As a child I thought impossible to ever grow tired of watching cartoons. It turned out I was wrong. I gave up on them rather soon. When I discovered drawing I believed something similar. I stopped a few years later. At 15 I started to keep a diary and could not imagine life without it. Again, I was wrong. After 12 consecutive years I called it quits. My writing, however, continued in the form of a personal blog – Fantasmagorique – where I used to put down my thoughts for the following three years.
If introspection and fantasizing was something I had been practicing a lot in the past – in my diaries and on the above mentioned blog – this was about to change soon after I moved to the Netherlands. While I did continue writing on Fantasmagorique for two more years, my posts became so rare and impersonal, I eventually decided to stop and make that page private.
In time I realised there was no need for introspection, nor fantasizing in my new life in Amsterdam. Things happened – no need to dream about them – and they did so on the outside rather than on the inside. Too much feeling or thinking were sure to alienate me in a city where people seemed happy by default and where having fun was everyone’s religion. A sunny day was all you need to feel grateful for just being alive and able to have a glass of rosé on a boat or on a terrace. Life was, after all, to be enjoyed, not pondered upon or anticipated.
With less pressure on looks and more simplicity in relationships, a lot of what I had been used to in Romania proved out of place, useless in the Netherlands. But that was not a problem at all. I was happy to shed my old, tormented skin, and get used to a new, happier and healthier lifestyle. For example, I gave up smoking. It might have served me well in my sleepless nights in Bucharest, pouring words on paper or feeling uneasy for whatever reasons, but it did not pair well with my new running sessions in Rembrandtpark. Amsterdam was so clean and pretty and life here so easy, there was hardly any reason to feel bad at all!
And so, with writing becoming unnecessary and my fascination for the city’s beauty growing, I found a different, more appropriate means of expression – photography – and started this blog, Amsterdamming. My photos were to capture all those things my eyes were seeing, too beautiful – and too simple – to put into words.
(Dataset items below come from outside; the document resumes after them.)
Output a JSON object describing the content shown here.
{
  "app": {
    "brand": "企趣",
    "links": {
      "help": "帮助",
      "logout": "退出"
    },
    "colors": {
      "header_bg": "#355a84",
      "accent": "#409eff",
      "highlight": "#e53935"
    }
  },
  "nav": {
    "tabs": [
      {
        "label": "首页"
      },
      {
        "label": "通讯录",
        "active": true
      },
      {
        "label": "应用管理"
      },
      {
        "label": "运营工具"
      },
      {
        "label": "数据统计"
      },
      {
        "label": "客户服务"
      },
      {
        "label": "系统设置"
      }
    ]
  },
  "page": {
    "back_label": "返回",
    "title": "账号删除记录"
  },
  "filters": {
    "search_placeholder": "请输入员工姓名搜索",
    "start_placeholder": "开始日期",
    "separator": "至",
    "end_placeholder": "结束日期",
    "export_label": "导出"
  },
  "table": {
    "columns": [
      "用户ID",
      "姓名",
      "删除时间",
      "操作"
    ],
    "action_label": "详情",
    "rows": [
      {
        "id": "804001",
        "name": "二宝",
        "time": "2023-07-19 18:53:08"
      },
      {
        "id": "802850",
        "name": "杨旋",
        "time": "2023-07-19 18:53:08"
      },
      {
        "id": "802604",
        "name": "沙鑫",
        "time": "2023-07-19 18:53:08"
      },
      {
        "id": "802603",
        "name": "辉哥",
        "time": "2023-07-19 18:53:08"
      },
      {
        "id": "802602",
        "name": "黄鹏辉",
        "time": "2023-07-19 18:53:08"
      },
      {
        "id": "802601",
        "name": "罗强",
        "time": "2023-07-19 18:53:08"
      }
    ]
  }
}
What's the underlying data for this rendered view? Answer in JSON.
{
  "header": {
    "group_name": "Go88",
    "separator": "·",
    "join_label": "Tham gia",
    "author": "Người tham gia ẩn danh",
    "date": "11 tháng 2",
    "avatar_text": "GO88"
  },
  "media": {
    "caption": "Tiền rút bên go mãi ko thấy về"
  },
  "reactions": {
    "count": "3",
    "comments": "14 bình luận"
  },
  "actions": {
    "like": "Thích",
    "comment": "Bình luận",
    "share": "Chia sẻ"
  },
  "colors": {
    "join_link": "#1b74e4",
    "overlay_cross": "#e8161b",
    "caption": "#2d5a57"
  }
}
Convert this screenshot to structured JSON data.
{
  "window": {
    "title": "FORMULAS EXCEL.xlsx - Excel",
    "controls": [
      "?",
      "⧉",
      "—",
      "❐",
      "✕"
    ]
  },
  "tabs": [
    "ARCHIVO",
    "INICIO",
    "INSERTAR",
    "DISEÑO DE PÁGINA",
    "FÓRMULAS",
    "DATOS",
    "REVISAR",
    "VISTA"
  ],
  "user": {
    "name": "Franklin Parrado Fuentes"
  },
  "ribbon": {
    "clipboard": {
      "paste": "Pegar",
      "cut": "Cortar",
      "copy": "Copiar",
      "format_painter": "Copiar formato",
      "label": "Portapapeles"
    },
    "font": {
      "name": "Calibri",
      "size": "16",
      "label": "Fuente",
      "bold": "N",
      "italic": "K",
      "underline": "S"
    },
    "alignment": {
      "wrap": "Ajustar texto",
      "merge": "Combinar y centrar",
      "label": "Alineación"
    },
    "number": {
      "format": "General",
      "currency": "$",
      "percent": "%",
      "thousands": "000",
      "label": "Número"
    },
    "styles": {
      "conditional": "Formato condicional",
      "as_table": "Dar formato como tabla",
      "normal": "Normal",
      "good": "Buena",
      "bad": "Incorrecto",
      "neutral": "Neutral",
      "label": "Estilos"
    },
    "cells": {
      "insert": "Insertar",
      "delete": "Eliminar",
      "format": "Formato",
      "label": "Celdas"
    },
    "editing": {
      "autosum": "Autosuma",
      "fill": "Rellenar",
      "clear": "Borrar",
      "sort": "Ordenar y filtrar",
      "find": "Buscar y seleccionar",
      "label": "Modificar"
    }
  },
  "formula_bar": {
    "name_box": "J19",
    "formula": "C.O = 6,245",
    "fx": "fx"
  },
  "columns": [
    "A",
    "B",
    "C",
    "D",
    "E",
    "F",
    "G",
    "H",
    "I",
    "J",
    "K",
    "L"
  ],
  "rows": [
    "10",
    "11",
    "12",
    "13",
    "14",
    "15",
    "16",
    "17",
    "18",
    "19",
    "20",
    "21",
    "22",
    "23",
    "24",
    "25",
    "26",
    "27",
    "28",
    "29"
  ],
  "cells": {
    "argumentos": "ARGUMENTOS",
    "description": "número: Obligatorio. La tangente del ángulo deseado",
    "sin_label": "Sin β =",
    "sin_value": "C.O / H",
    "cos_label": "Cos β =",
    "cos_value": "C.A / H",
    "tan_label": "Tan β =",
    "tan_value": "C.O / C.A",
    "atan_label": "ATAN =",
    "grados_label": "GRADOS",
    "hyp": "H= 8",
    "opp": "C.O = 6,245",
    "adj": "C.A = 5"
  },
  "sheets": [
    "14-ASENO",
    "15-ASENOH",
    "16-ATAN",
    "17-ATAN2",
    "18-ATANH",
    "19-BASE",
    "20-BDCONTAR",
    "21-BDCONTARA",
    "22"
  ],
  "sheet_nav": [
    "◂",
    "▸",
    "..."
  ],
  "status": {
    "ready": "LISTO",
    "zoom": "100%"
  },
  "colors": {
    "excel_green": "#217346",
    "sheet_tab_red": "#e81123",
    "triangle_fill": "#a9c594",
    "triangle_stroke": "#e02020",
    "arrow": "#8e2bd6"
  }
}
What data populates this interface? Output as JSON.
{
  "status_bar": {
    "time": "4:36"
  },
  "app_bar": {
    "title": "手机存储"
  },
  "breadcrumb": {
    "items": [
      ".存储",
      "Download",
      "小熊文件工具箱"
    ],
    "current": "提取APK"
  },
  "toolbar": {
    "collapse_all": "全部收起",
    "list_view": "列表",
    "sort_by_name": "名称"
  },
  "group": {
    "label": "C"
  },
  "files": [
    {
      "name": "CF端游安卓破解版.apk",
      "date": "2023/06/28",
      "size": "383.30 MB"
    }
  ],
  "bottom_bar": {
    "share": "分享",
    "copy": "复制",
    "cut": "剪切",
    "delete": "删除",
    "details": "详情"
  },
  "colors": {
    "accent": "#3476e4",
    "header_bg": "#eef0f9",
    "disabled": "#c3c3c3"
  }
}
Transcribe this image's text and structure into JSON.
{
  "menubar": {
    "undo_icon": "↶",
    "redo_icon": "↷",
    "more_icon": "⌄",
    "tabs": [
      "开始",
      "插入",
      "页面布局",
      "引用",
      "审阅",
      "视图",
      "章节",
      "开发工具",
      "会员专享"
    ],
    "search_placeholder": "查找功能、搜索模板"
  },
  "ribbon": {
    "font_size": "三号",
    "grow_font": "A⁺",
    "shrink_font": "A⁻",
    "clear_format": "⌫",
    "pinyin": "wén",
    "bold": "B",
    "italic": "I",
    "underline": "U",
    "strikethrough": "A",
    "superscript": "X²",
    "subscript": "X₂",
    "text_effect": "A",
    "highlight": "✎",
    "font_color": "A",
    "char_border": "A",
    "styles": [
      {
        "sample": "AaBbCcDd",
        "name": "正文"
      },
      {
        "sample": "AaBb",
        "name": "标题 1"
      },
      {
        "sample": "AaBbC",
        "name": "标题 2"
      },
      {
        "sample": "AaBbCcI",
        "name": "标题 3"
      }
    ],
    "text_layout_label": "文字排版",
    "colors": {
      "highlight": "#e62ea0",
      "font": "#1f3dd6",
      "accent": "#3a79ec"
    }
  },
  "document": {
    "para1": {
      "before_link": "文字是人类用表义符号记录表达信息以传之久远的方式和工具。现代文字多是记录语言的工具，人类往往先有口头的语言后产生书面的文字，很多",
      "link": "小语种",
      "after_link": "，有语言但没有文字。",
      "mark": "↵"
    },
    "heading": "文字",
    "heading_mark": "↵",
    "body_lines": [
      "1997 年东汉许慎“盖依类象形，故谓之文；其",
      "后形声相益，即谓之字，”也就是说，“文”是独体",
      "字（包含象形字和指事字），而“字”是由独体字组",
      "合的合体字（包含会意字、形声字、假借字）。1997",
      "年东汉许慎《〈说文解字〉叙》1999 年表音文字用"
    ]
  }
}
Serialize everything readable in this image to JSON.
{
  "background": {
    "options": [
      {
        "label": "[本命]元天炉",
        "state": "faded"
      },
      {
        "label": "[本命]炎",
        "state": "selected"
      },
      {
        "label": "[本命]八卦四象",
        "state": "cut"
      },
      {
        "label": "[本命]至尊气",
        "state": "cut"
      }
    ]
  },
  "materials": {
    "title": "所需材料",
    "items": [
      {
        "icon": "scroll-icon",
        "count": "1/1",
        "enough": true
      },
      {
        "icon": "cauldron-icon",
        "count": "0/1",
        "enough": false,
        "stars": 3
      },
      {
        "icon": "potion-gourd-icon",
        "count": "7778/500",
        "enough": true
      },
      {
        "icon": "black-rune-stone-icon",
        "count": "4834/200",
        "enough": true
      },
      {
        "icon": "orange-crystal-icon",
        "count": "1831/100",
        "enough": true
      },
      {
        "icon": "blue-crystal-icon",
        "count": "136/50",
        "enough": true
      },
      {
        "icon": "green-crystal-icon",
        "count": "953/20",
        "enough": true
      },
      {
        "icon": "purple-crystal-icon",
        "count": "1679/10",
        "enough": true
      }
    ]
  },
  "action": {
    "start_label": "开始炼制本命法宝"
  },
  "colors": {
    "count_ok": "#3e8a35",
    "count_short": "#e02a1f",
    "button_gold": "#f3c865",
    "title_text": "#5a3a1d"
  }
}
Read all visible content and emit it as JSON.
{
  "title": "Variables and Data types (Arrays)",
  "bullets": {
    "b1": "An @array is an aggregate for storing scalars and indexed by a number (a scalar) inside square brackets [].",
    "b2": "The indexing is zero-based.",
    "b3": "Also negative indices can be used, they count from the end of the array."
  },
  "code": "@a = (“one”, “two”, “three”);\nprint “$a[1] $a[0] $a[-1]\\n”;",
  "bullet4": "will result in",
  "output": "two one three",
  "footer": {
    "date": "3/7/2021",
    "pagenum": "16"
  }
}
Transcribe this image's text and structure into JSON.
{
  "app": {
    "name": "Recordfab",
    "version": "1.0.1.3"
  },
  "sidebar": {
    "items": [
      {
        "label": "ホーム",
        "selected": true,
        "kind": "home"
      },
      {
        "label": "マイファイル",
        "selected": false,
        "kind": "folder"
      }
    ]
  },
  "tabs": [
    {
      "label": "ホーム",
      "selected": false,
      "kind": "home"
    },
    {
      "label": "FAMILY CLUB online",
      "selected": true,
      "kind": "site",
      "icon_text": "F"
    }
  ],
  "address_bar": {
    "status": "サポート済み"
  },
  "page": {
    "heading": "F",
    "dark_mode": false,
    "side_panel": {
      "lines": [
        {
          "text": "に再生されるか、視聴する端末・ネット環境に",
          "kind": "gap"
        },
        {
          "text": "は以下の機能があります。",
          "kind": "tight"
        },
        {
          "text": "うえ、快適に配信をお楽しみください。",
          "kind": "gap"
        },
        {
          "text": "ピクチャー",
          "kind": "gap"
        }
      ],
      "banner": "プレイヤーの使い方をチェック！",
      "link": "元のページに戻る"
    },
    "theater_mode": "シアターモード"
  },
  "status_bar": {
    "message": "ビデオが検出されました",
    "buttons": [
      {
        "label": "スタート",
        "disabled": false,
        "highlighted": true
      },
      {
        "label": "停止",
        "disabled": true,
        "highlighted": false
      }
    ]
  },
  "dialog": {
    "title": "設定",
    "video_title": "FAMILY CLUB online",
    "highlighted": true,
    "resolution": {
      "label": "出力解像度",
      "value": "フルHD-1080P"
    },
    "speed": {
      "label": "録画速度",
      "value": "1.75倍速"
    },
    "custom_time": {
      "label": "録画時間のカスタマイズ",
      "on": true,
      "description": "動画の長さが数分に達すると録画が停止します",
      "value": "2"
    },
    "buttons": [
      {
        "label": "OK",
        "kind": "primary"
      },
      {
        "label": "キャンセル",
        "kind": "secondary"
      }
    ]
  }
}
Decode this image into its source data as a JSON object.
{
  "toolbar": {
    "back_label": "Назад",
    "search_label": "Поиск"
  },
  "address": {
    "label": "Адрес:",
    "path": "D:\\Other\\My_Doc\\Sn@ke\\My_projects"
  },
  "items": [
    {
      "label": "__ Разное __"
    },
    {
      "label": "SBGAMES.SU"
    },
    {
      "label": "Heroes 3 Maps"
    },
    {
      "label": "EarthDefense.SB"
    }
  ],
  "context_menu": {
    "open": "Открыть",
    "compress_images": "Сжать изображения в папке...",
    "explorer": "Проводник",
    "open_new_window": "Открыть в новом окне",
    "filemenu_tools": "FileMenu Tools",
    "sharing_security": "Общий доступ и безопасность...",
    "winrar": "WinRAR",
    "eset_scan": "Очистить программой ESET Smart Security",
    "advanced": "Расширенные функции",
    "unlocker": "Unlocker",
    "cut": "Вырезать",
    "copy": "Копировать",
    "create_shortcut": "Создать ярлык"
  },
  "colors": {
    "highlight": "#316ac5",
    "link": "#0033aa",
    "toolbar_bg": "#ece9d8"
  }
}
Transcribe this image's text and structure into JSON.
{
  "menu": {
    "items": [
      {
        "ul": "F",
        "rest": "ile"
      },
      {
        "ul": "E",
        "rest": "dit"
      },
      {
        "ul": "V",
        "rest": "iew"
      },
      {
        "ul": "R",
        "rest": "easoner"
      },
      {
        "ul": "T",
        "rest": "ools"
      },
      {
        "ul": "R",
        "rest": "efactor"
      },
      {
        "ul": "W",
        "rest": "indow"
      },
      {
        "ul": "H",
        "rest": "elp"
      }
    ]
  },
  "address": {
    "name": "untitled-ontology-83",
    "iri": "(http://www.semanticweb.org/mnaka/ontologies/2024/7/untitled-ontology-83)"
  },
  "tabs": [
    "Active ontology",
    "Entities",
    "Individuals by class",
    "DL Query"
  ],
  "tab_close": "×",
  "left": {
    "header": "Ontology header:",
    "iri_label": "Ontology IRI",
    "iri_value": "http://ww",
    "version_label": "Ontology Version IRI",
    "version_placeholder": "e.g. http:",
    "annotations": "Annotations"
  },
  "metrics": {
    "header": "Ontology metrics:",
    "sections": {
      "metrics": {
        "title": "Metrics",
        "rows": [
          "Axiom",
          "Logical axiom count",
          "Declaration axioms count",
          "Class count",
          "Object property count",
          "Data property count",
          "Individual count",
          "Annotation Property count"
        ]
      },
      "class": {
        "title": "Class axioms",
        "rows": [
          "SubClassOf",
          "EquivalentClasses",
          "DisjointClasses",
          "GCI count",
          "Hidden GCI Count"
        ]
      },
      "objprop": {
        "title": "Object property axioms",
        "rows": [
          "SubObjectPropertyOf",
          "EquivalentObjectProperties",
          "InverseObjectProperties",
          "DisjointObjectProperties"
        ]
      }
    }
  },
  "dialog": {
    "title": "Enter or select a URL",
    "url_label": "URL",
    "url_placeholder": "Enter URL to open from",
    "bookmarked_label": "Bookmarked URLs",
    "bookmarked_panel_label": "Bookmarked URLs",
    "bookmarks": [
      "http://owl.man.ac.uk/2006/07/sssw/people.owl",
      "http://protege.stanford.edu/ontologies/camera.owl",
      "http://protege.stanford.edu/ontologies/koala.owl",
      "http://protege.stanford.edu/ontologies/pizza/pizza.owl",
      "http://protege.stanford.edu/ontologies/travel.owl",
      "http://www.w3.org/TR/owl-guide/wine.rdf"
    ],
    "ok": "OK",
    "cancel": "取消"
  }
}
Seven years since my move and five years since starting this blog, I find myself in a delicate situation – a crossroads, if you want. If staying on the surface – with my photography and occasional writing – sufficed or at times even made me happy, this becomes less and less true. Amsterdam is and will be a pretty city, and capturing its beauty will inspire people over and over again. Yet, I no longer crave to go from one café to the other, from neighbourhood to neighbourhood, with the only purpose of capturing beauty. There are fewer and fewer occasions of this kind when I get my camera out.
What interests me now is to stay true to myself, even if this means accepting that things pretty and nice don’t inspire me as much as they used to. While I do appreciate beauty, I also think beauty alone is not enough. Maybe I have grown tired of all this goodness, as a friend of mine admitted he did. Maybe I just need a break. Imperfections, limitations, mistakes even – I find them so much more resourceful. That is why I have started to focus my photography on people instead, while keeping the city into the background. Amsterdam – the place where the story happens, rather than the subject of the story. This way I maintain my inspiration levels high, which is a must if I want to continue taking photos. And it might be that I like photography a bit more than I liked cartoons or drawing. 🙂
Another consequence of this change of perspective is getting back in touch with a former love of mine – writing. I might have been neglecting it in the last few years, but the voice I deliberately muted will maybe get stronger if I dare to turn the volume a bit higher. With my point of interest switching from Amsterdam as main subject to Amsterdam as the place where my own story is happening and how the city is influencing it, it will maybe be possible to go from the outside to the inside once again, from context to contents – and write it all down.
If ever in the future I look back at the years spent in Amsterdam, I want to know how I felt here. I want to know what my thoughts were. I want to know who were the people I surrendered myself with. While I do have an extended photo collection of the city and some random notes of what I have been doing here, what I am missing is more substance and more feeling. So I will try to fill in the blanks.